Notably, the grid-scale segment led this surge, setting a new record with 5,109 MWh added during Q2, surpassing the previous record set in Q4 2021 by 5%. The grid-scale segment’s remarkable growth contributed to a staggering 172% quarter-over-quarter increase in the energy storage market. California played a pivotal role in this expansion, contributing 738 megawatts (MW) and claiming a 49% share of the installed capacity.
John Hensley, ACP’s VP of Research and Analytics, emphasized the growing reliance on energy storage to enhance grid reliability, forecasting a record-breaking year for the energy storage market despite supply chain constraints and interconnection delays.
Wood Mackenzie’s five-year forecast from 2023 to 2027 underscores the grid-scale segment’s continued dominance, accounting for 83% of total installations or 55 gigawatts (GW).
Vanessa Witte, a senior analyst at Wood Mackenzie, noted that the market rebounded significantly in Q2 after facing consecutive quarterly declines primarily due to supply chain challenges. However, not all projects in the projected pipeline materialized, with over 2 gigawatts (GW) pushed back.

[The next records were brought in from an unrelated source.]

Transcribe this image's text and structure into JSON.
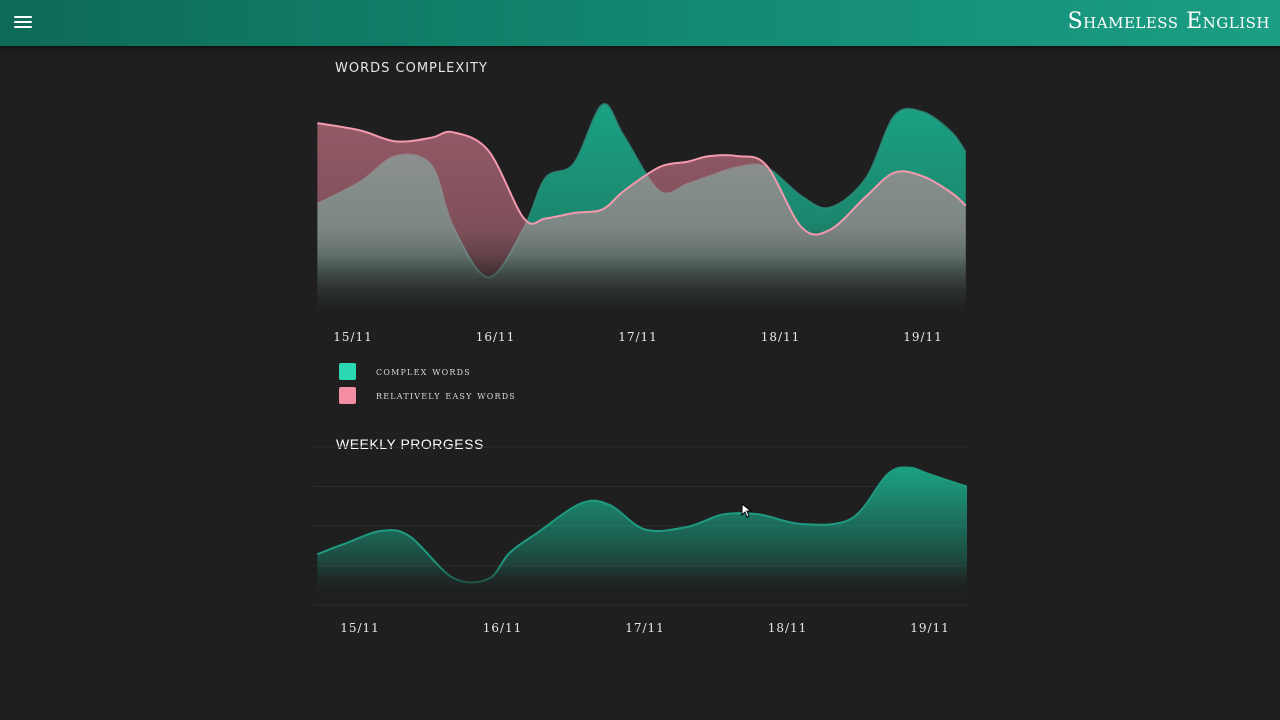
{
  "header": {
    "title": "Shameless English",
    "menu_icon": "hamburger-menu-icon"
  },
  "colors": {
    "header_start": "#0d6a58",
    "header_end": "#1b9e84",
    "complex": "#1aa988",
    "easy": "#f28aa0",
    "background": "#1f1f1f"
  },
  "words_complexity": {
    "title": "WORDS COMPLEXITY",
    "legend": [
      {
        "label": "complex words",
        "color": "#2ad8b4"
      },
      {
        "label": "relatively easy words",
        "color": "#f48ea4"
      }
    ]
  },
  "weekly_progress": {
    "title": "WEEKLY PRORGESS"
  },
  "chart_data": [
    {
      "type": "area",
      "title": "WORDS COMPLEXITY",
      "categories": [
        "15/11",
        "16/11",
        "17/11",
        "18/11",
        "19/11"
      ],
      "x": [
        -0.25,
        0.05,
        0.3,
        0.55,
        0.7,
        0.95,
        1.2,
        1.35,
        1.55,
        1.75,
        1.9,
        2.15,
        2.35,
        2.5,
        2.7,
        2.9,
        3.15,
        3.35,
        3.6,
        3.8,
        4.0,
        4.2,
        4.3
      ],
      "series": [
        {
          "name": "complex words",
          "values": [
            0.48,
            0.6,
            0.74,
            0.69,
            0.36,
            0.08,
            0.35,
            0.62,
            0.7,
            1.02,
            0.85,
            0.55,
            0.59,
            0.63,
            0.68,
            0.68,
            0.52,
            0.46,
            0.62,
            0.96,
            0.98,
            0.87,
            0.76
          ]
        },
        {
          "name": "relatively easy words",
          "values": [
            0.92,
            0.88,
            0.82,
            0.84,
            0.87,
            0.77,
            0.4,
            0.4,
            0.43,
            0.45,
            0.55,
            0.68,
            0.71,
            0.74,
            0.74,
            0.69,
            0.35,
            0.34,
            0.52,
            0.65,
            0.63,
            0.54,
            0.47
          ]
        }
      ],
      "ylim": [
        0,
        1.1
      ],
      "grid": false,
      "legend_position": "bottom-left"
    },
    {
      "type": "area",
      "title": "WEEKLY PRORGESS",
      "categories": [
        "15/11",
        "16/11",
        "17/11",
        "18/11",
        "19/11"
      ],
      "x": [
        -0.3,
        -0.1,
        0.15,
        0.35,
        0.65,
        0.9,
        1.05,
        1.25,
        1.55,
        1.75,
        2.0,
        2.3,
        2.55,
        2.8,
        3.1,
        3.45,
        3.7,
        3.85,
        4.0,
        4.35
      ],
      "series": [
        {
          "name": "",
          "values": [
            0.42,
            0.5,
            0.59,
            0.55,
            0.25,
            0.24,
            0.43,
            0.58,
            0.79,
            0.78,
            0.6,
            0.62,
            0.71,
            0.71,
            0.64,
            0.68,
            1.0,
            1.05,
            1.0,
            0.88
          ]
        }
      ],
      "ylim": [
        0,
        1.2
      ],
      "grid": true,
      "legend_position": "none"
    }
  ]
}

In contrast, community, commercial, and industrial (CCI) installations saw a quarterly decline of 53%, with 107 MWh added, though they remained 25% higher year-over-year.
Residential storage, on the other hand, experienced its second consecutive quarterly decline, with 381.2 MWh added in Q2, slightly lower than Q1’s 388.2 MWh. California witnessed the most substantial decline, down 17% quarter-over-quarter and 37% year-over-year.
Despite these fluctuations, a positive outlook for residential storage remains, with a projected total of 8.0 GW in 2027. However, the CCI segment has faced challenges in meeting growth projections, leading to a 28% downgrade in its five-year growth forecast to 3 GW.